On imagine que le  film fut difficile à boucler. Mais le cinéaste a gagné la partie. Le portrait qu’il propose de la poétesse américaine est tout sauf ennuyeux et linéaire. Il réussit à rendre palpables les tourments intérieurs de cette dernière, sa ténacité, son inflexibilité et son obsession à trouver le mot juste.

 Malgré le mode de vie monacal de son héroïne qui la condamne à la réclusion, Emily Dickinson ne se circonscrit pourtant pas à une interrogation sur le bien-fondé, les difficultés et les mystères de la poésie.

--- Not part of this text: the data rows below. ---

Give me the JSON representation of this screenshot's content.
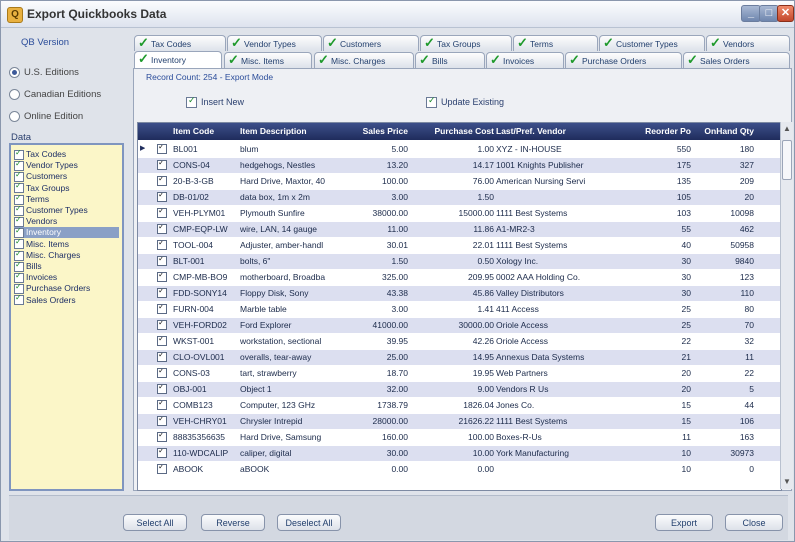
{
  "window": {
    "title": "Export Quickbooks Data"
  },
  "qb_version": {
    "label": "QB Version",
    "options": [
      "U.S. Editions",
      "Canadian Editions",
      "Online Edition"
    ],
    "selected": "U.S. Editions"
  },
  "data_list": {
    "label": "Data",
    "items": [
      "Tax Codes",
      "Vendor Types",
      "Customers",
      "Tax Groups",
      "Terms",
      "Customer Types",
      "Vendors",
      "Inventory",
      "Misc. Items",
      "Misc. Charges",
      "Bills",
      "Invoices",
      "Purchase Orders",
      "Sales Orders"
    ],
    "selected": "Inventory"
  },
  "tabs_row1": [
    "Tax Codes",
    "Vendor Types",
    "Customers",
    "Tax Groups",
    "Terms",
    "Customer Types",
    "Vendors"
  ],
  "tabs_row2": [
    "Inventory",
    "Misc. Items",
    "Misc. Charges",
    "Bills",
    "Invoices",
    "Purchase Orders",
    "Sales Orders"
  ],
  "active_tab": "Inventory",
  "record_info": "Record Count: 254 - Export Mode",
  "options": {
    "insert_new": "Insert New",
    "update_existing": "Update Existing"
  },
  "grid": {
    "columns": [
      "Item Code",
      "Item Description",
      "Sales Price",
      "Purchase Cost",
      "Last/Pref. Vendor",
      "Reorder Po",
      "OnHand Qty"
    ],
    "rows": [
      [
        "BL001",
        "blum",
        "5.00",
        "1.00",
        "XYZ - IN-HOUSE",
        "550",
        "180"
      ],
      [
        "CONS-04",
        "hedgehogs, Nestles",
        "13.20",
        "14.17",
        "1001 Knights Publisher",
        "175",
        "327"
      ],
      [
        "20-B-3-GB",
        "Hard Drive, Maxtor, 40",
        "100.00",
        "76.00",
        "American Nursing Servi",
        "135",
        "209"
      ],
      [
        "DB-01/02",
        "data box, 1m x 2m",
        "3.00",
        "1.50",
        "",
        "105",
        "20"
      ],
      [
        "VEH-PLYM01",
        "Plymouth Sunfire",
        "38000.00",
        "15000.00",
        "1111 Best Systems",
        "103",
        "10098"
      ],
      [
        "CMP-EQP-LW",
        "wire, LAN, 14 gauge",
        "11.00",
        "11.86",
        "A1-MR2-3",
        "55",
        "462"
      ],
      [
        "TOOL-004",
        "Adjuster, amber-handl",
        "30.01",
        "22.01",
        "1111 Best Systems",
        "40",
        "50958"
      ],
      [
        "BLT-001",
        "bolts, 6\"",
        "1.50",
        "0.50",
        "Xology Inc.",
        "30",
        "9840"
      ],
      [
        "CMP-MB-BO9",
        "motherboard, Broadba",
        "325.00",
        "209.95",
        "0002 AAA Holding Co.",
        "30",
        "123"
      ],
      [
        "FDD-SONY14",
        "Floppy Disk, Sony",
        "43.38",
        "45.86",
        "Valley Distributors",
        "30",
        "110"
      ],
      [
        "FURN-004",
        "Marble table",
        "3.00",
        "1.41",
        "411 Access",
        "25",
        "80"
      ],
      [
        "VEH-FORD02",
        "Ford Explorer",
        "41000.00",
        "30000.00",
        "Oriole Access",
        "25",
        "70"
      ],
      [
        "WKST-001",
        "workstation, sectional",
        "39.95",
        "42.26",
        "Oriole Access",
        "22",
        "32"
      ],
      [
        "CLO-OVL001",
        "overalls, tear-away",
        "25.00",
        "14.95",
        "Annexus Data Systems",
        "21",
        "11"
      ],
      [
        "CONS-03",
        "tart, strawberry",
        "18.70",
        "19.95",
        "Web Partners",
        "20",
        "22"
      ],
      [
        "OBJ-001",
        "Object 1",
        "32.00",
        "9.00",
        "Vendors R Us",
        "20",
        "5"
      ],
      [
        "COMB123",
        "Computer, 123 GHz",
        "1738.79",
        "1826.04",
        "Jones Co.",
        "15",
        "44"
      ],
      [
        "VEH-CHRY01",
        "Chrysler Intrepid",
        "28000.00",
        "21626.22",
        "1111 Best Systems",
        "15",
        "106"
      ],
      [
        "88835356635",
        "Hard Drive, Samsung",
        "160.00",
        "100.00",
        "Boxes-R-Us",
        "11",
        "163"
      ],
      [
        "110-WDCALIP",
        "caliper, digital",
        "30.00",
        "10.00",
        "York Manufacturing",
        "10",
        "30973"
      ],
      [
        "ABOOK",
        "aBOOK",
        "0.00",
        "0.00",
        "",
        "10",
        "0"
      ]
    ]
  },
  "buttons": {
    "select_all": "Select All",
    "reverse": "Reverse",
    "deselect_all": "Deselect All",
    "export": "Export",
    "close": "Close"
  },
  "titlebar_buttons": {
    "minimize": "_",
    "maximize": "□",
    "close": "✕"
  },
  "icons": {
    "app": "app-icon",
    "tab_check": "check-icon"
  }
}
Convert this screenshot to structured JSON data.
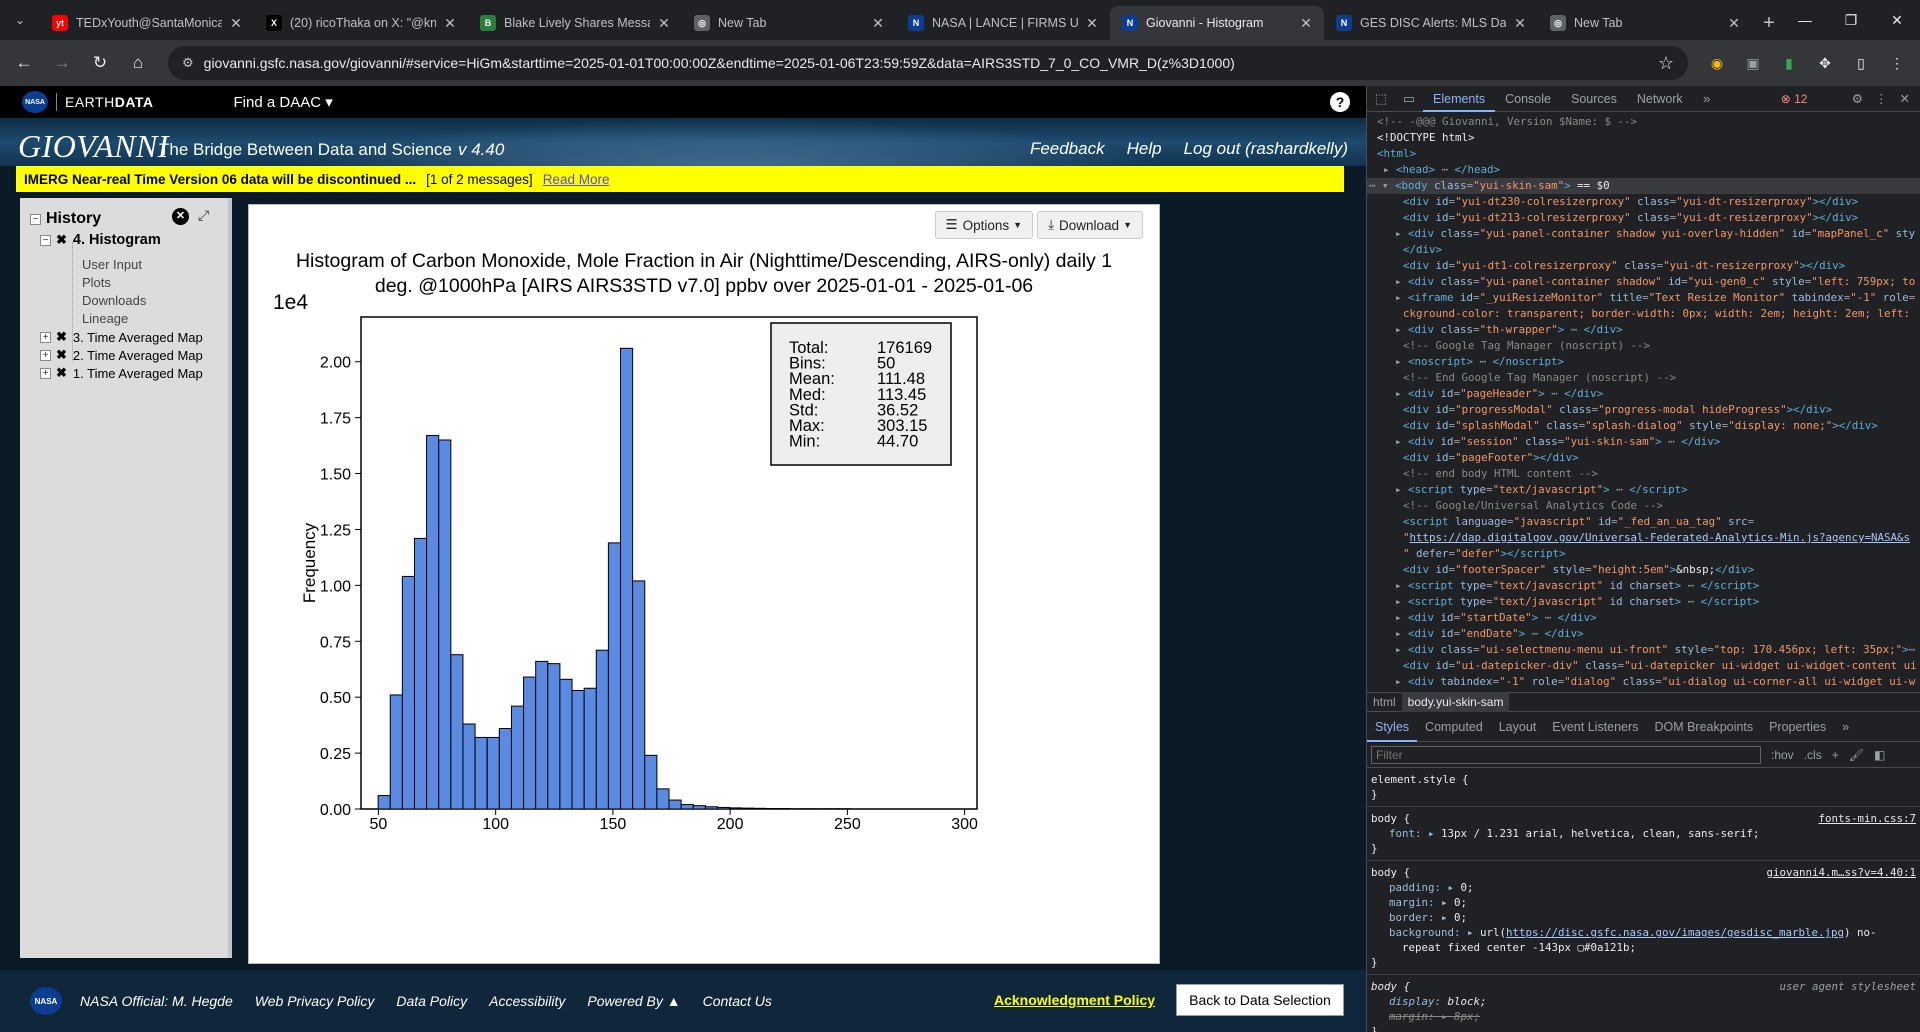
{
  "browser": {
    "tabs": [
      {
        "title": "TEDxYouth@SantaMonica",
        "fav": "yt",
        "color": "#ff0000"
      },
      {
        "title": "(20) ricoThaka on X: \"@kn",
        "fav": "X",
        "color": "#000000"
      },
      {
        "title": "Blake Lively Shares Messa",
        "fav": "B",
        "color": "#2a7f3f"
      },
      {
        "title": "New Tab",
        "fav": "◎",
        "color": "#5f6368"
      },
      {
        "title": "NASA | LANCE | FIRMS US",
        "fav": "N",
        "color": "#0b3d91"
      },
      {
        "title": "Giovanni - Histogram",
        "fav": "N",
        "color": "#0b3d91",
        "active": true
      },
      {
        "title": "GES DISC Alerts: MLS Data",
        "fav": "N",
        "color": "#0b3d91"
      },
      {
        "title": "New Tab",
        "fav": "◎",
        "color": "#5f6368"
      }
    ],
    "url": "giovanni.gsfc.nasa.gov/giovanni/#service=HiGm&starttime=2025-01-01T00:00:00Z&endtime=2025-01-06T23:59:59Z&data=AIRS3STD_7_0_CO_VMR_D(z%3D1000)"
  },
  "earthdata": {
    "logo_prefix": "EARTH",
    "logo_bold": "DATA",
    "find_daac": "Find a DAAC ▾",
    "help": "?"
  },
  "giovanni": {
    "title": "GIOVANNI",
    "subtitle": "The Bridge Between Data and Science",
    "version": "v 4.40",
    "links": [
      "Feedback",
      "Help",
      "Log out (rashardkelly)"
    ]
  },
  "banner": {
    "message": "IMERG Near-real Time Version 06 data will be discontinued ...",
    "count": "[1 of 2 messages]",
    "read_more": "Read More"
  },
  "history": {
    "title": "History",
    "current": "4. Histogram",
    "subitems": [
      "User Input",
      "Plots",
      "Downloads",
      "Lineage"
    ],
    "items": [
      "3. Time Averaged Map",
      "2. Time Averaged Map",
      "1. Time Averaged Map"
    ]
  },
  "plot": {
    "options_label": "Options",
    "download_label": "Download",
    "title_line1": "Histogram of Carbon Monoxide, Mole Fraction in Air (Nighttime/Descending, AIRS-only) daily 1",
    "title_line2": "deg. @1000hPa [AIRS AIRS3STD v7.0] ppbv over 2025-01-01 - 2025-01-06"
  },
  "chart_data": {
    "type": "bar",
    "title": "Histogram of Carbon Monoxide, Mole Fraction in Air (Nighttime/Descending, AIRS-only) daily 1 deg. @1000hPa [AIRS AIRS3STD v7.0] ppbv over 2025-01-01 - 2025-01-06",
    "xlabel": "",
    "ylabel": "Frequency",
    "y_scale_label": "1e4",
    "xlim": [
      44.7,
      303.15
    ],
    "ylim": [
      0,
      2.2
    ],
    "xticks": [
      50,
      100,
      150,
      200,
      250,
      300
    ],
    "yticks": [
      0.0,
      0.25,
      0.5,
      0.75,
      1.0,
      1.25,
      1.5,
      1.75,
      2.0
    ],
    "ytick_labels": [
      "0.00",
      "0.25",
      "0.50",
      "0.75",
      "1.00",
      "1.25",
      "1.50",
      "1.75",
      "2.00"
    ],
    "bin_start": 44.7,
    "bin_width": 5.169,
    "values": [
      0.0,
      0.06,
      0.51,
      1.04,
      1.21,
      1.67,
      1.65,
      0.69,
      0.38,
      0.32,
      0.32,
      0.36,
      0.46,
      0.59,
      0.66,
      0.65,
      0.58,
      0.53,
      0.54,
      0.71,
      1.19,
      2.06,
      1.02,
      0.24,
      0.09,
      0.04,
      0.02,
      0.015,
      0.01,
      0.007,
      0.005,
      0.004,
      0.003,
      0.002,
      0.002,
      0.001,
      0.001,
      0.001,
      0.001,
      0.001,
      0.0,
      0.0,
      0.0,
      0.0,
      0.0,
      0.0,
      0.0,
      0.0,
      0.0,
      0.0
    ],
    "bar_color": "#5a8be0",
    "grid": false,
    "stats_box": [
      {
        "label": "Total:",
        "value": "176169"
      },
      {
        "label": "Bins:",
        "value": "50"
      },
      {
        "label": "Mean:",
        "value": "111.48"
      },
      {
        "label": "Med:",
        "value": "113.45"
      },
      {
        "label": "Std:",
        "value": "36.52"
      },
      {
        "label": "Max:",
        "value": "303.15"
      },
      {
        "label": "Min:",
        "value": "44.70"
      }
    ]
  },
  "footer": {
    "links": [
      "NASA Official: M. Hegde",
      "Web Privacy Policy",
      "Data Policy",
      "Accessibility",
      "Powered By ▲",
      "Contact Us"
    ],
    "ack": "Acknowledgment Policy",
    "back": "Back to Data Selection"
  },
  "devtools": {
    "tabs": [
      "Elements",
      "Console",
      "Sources",
      "Network"
    ],
    "errors": "12",
    "crumbs": [
      "html",
      "body.yui-skin-sam"
    ],
    "style_tabs": [
      "Styles",
      "Computed",
      "Layout",
      "Event Listeners",
      "DOM Breakpoints",
      "Properties"
    ],
    "filter_placeholder": "Filter",
    "filter_opts": [
      ":hov",
      ".cls"
    ]
  }
}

 C’est un film qui, par de fins subterfuges scénaristiques, emmène au delà , dans l’âpreté des mœurs de cette époque, ses injustices et ses interdits.

Terence Davies l’affirme : il n’en voyait qu’une  pour incarner le rôle-titre: Cynthia Nixon. Il avait vu juste. Celle qui créa la Miranda Hobbes dans la série Sex and the city s’y montre fabuleuse. Elle réussit une sorte de quadrature du cercle, parvenant à être à la fois indomptable, opiniâtre, désespérée, féministe et d’une douceur infinie. Jennifer Ehle et Keith Carradine qui l’encadrent dans les rôles respectifs de la sœur et du frère, sont eux aussi d’une densité de jeu impressionnante.

Quelques réserves

Pourtant, malgré la drôlerie, ou plus exactement, la cocasserie de certains échanges de sa première partie, ce Emily Dickinson risque de déconcerter. C’est un film passionnant, labyrinthique, mais… ardu. Pour y « entrer », il faut être amateur de poésie et s’intéresser à tout ce que son exercice peut engendrer : joutes verbales, sacrifices et autres interrogations.

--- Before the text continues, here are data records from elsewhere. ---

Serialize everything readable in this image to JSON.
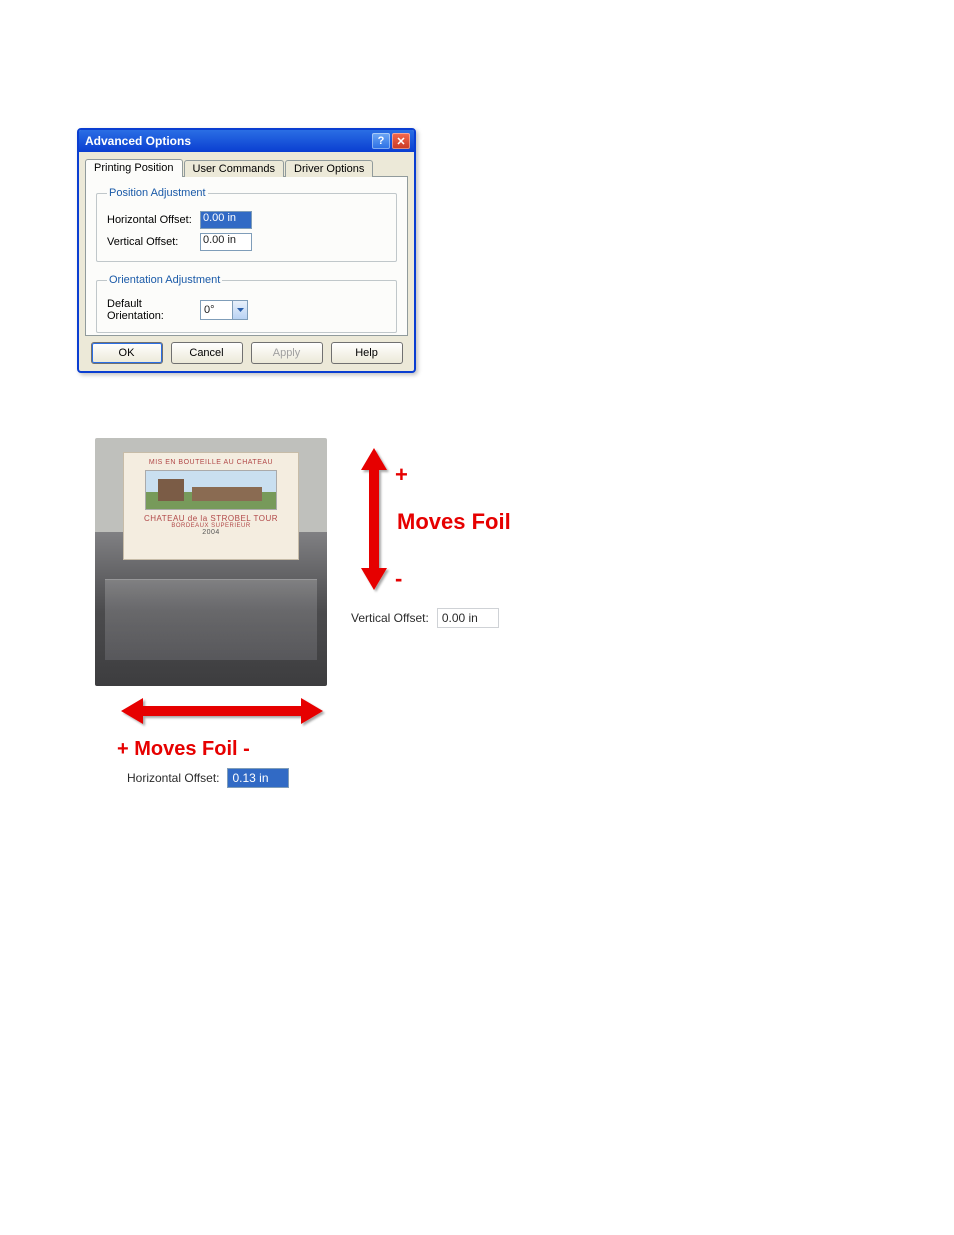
{
  "dialog": {
    "title": "Advanced Options",
    "tabs": [
      "Printing Position",
      "User Commands",
      "Driver Options"
    ],
    "positionGroup": {
      "legend": "Position Adjustment",
      "hLabel": "Horizontal Offset:",
      "hValue": "0.00 in",
      "vLabel": "Vertical Offset:",
      "vValue": "0.00 in"
    },
    "orientationGroup": {
      "legend": "Orientation Adjustment",
      "label": "Default Orientation:",
      "value": "0°"
    },
    "buttons": {
      "ok": "OK",
      "cancel": "Cancel",
      "apply": "Apply",
      "help": "Help"
    }
  },
  "illus": {
    "labelTop": "MIS EN BOUTEILLE AU CHATEAU",
    "labelBrand": "CHATEAU de la STROBEL TOUR",
    "labelAoc": "BORDEAUX SUPERIEUR",
    "labelYear": "2004",
    "vPlus": "+",
    "vMinus": "-",
    "movesFoil": "Moves Foil",
    "hPlusMinus": "+ Moves Foil -",
    "vOffsetLabel": "Vertical Offset:",
    "vOffsetValue": "0.00 in",
    "hOffsetLabel": "Horizontal Offset:",
    "hOffsetValue": "0.13 in"
  }
}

Il faut dire aussi, à sa charge, que, plus le film avance, plus il s’enveloppe d’austérité et plus son rythme ralentit, ce qui peut mettre l’attention et la patience à rude épreuve.

Encore un mot...

On doit savoir gré à Terence Davies d’avoir enfin rendu hommage à l’une des plus grandes poétesses du monde, et de l’avoir fait comme cela, à travers un biopic de haut vol, sans concession à la facilité; un biopic  dont le socle s’appuie moins sur des repères biographiques que sur les écrits de son héroïne. 

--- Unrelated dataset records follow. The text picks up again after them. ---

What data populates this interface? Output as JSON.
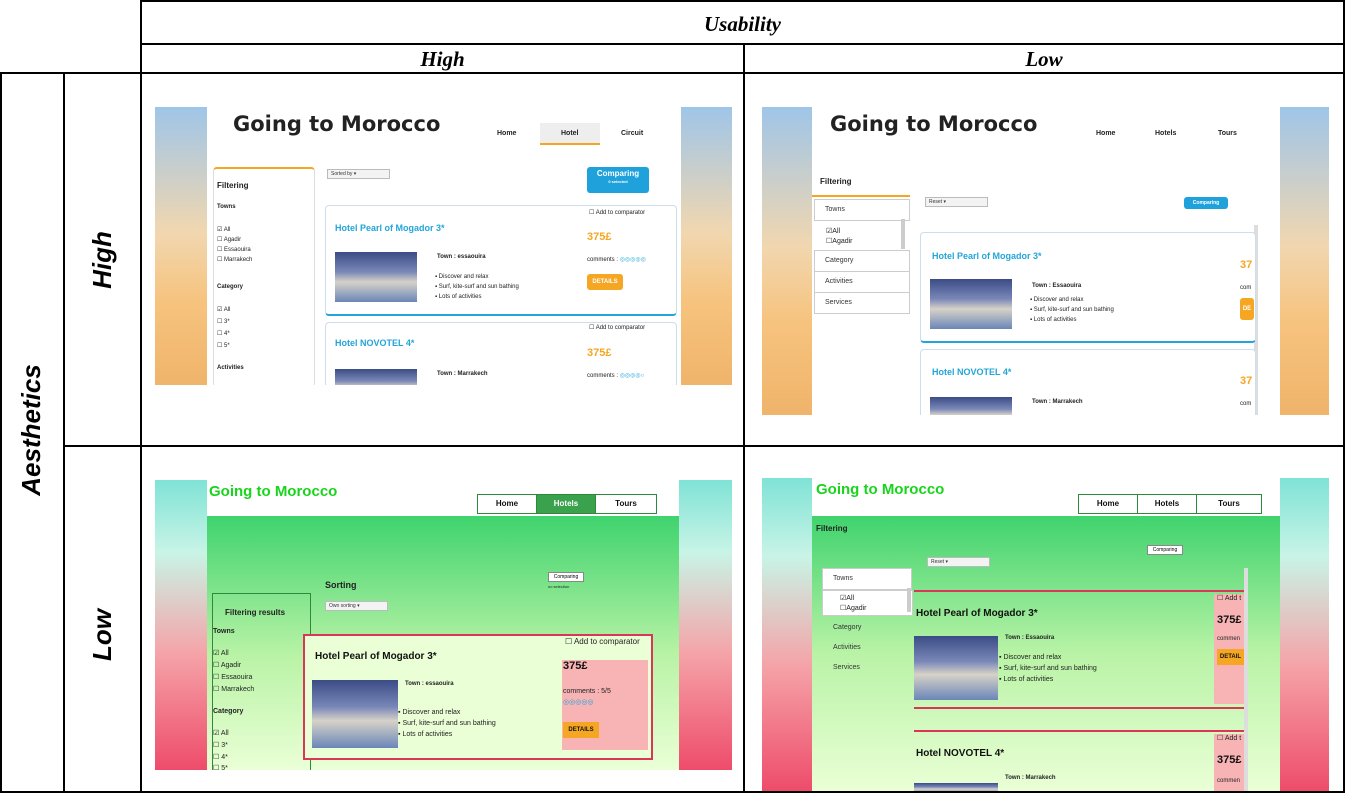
{
  "table": {
    "usability_header": "Usability",
    "high_col": "High",
    "low_col": "Low",
    "aesthetics_label": "Aesthetics",
    "high_row": "High",
    "low_row": "Low"
  },
  "screens": {
    "hh": {
      "logo": "Going to Morocco",
      "nav": [
        "Home",
        "Hotel",
        "Circuit"
      ],
      "sort": "Sorted by",
      "compare_btn": "Comparing",
      "compare_sub": "0 selected",
      "filtering": "Filtering",
      "towns_title": "Towns",
      "towns": [
        "All",
        "Agadir",
        "Essaouira",
        "Marrakech"
      ],
      "category_title": "Category",
      "categories": [
        "All",
        "3*",
        "4*",
        "5*"
      ],
      "activities_title": "Activities",
      "hotel1": "Hotel Pearl of Mogador 3*",
      "hotel2": "Hotel NOVOTEL 4*",
      "add": "Add to comparator",
      "price": "375£",
      "town1": "Town : essaouira",
      "town2": "Town : Marrakech",
      "comments": "comments :",
      "rating1": "◎◎◎◎◎",
      "rating2": "◎◎◎◎○",
      "bullets": [
        "Discover and relax",
        "Surf, kite-surf and sun bathing",
        "Lots of activities"
      ],
      "details": "DETAILS"
    },
    "hl": {
      "logo": "Going to Morocco",
      "nav": [
        "Home",
        "Hotels",
        "Tours"
      ],
      "filtering": "Filtering",
      "reset": "Reset",
      "compare_btn": "Comparing",
      "acc": [
        "Towns",
        "Category",
        "Activities",
        "Services"
      ],
      "towns": [
        "All",
        "Agadir"
      ],
      "hotel1": "Hotel Pearl of Mogador 3*",
      "hotel2": "Hotel NOVOTEL 4*",
      "town1": "Town : Essaouira",
      "town2": "Town : Marrakech",
      "price": "37",
      "comments": "com",
      "details": "DE",
      "bullets": [
        "Discover and relax",
        "Surf, kite-surf and sun bathing",
        "Lots of activities"
      ]
    },
    "lh": {
      "logo": "Going to Morocco",
      "nav": [
        "Home",
        "Hotels",
        "Tours"
      ],
      "sorting": "Sorting",
      "sort_select": "Own sorting",
      "compare_btn": "Comparing",
      "no_selection": "no selection",
      "filter_title": "Filtering results",
      "towns_title": "Towns",
      "towns": [
        "All",
        "Agadir",
        "Essaouira",
        "Marrakech"
      ],
      "category_title": "Category",
      "categories": [
        "All",
        "3*",
        "4*",
        "5*"
      ],
      "hotel1": "Hotel Pearl of Mogador 3*",
      "add": "Add to comparator",
      "price": "375£",
      "comments": "comments : 5/5",
      "rating": "◎◎◎◎◎",
      "town1": "Town : essaouira",
      "bullets": [
        "Discover and relax",
        "Surf, kite-surf and sun bathing",
        "Lots of activities"
      ],
      "details": "DETAILS"
    },
    "ll": {
      "logo": "Going to Morocco",
      "nav": [
        "Home",
        "Hotels",
        "Tours"
      ],
      "filtering": "Filtering",
      "reset": "Reset",
      "compare_btn": "Comparing",
      "acc": [
        "Towns",
        "Category",
        "Activities",
        "Services"
      ],
      "towns": [
        "All",
        "Agadir"
      ],
      "hotel1": "Hotel Pearl of Mogador 3*",
      "hotel2": "Hotel NOVOTEL 4*",
      "town1": "Town : Essaouira",
      "town2": "Town : Marrakech",
      "add": "Add t",
      "price": "375£",
      "comments": "commen",
      "details": "DETAIL",
      "bullets": [
        "Discover and relax",
        "Surf, kite-surf and sun bathing",
        "Lots of activities"
      ]
    }
  }
}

Comme on l’a signalé plus haut, c’est assez pointu, donc assez difficile d’accès. Mais si on y pénètre, alors, on n’a plus qu’une envie, se (re)plonger dans les œuvres de cette artiste anticonformiste, interprétée ici par une  actrice qui crève l’écran, Cynthia Nixon.

Une phrase

« Emily Dickinson n’a été reconnue qu’à titre posthume et je trouve cela profondément injuste. Je me demande toujours comment les grands artistes supportent cet état de fait. En tous cas, elle mérite d’être célébrée à jamais ». (Terence Davies).

L'auteur

Né le 10 novembre 1945 à Liverpool, de parents ouvriers et catholiques, Terence Davies doit quitter l’école à seize ans pour travailler comme aide comptable dans un bureau d’aide maritime. A vingt-six ans, il claque la porte de cet emploi, quitte la ville, pour entrer à la Coventry Drama School, puis à la National Film School. Il ne quittera plus le monde du cinéma, mais son refus des compromis freineront la production de ses projets.

À ce jour, et malgré les difficultés, Terence Davies a réalisé huit longs métrages dont, en 2015, après dix ans de galère, le très remarqué Sunset Song, et en 2016, ce Emily Dickinson qui sort maintenant sur les écrans français.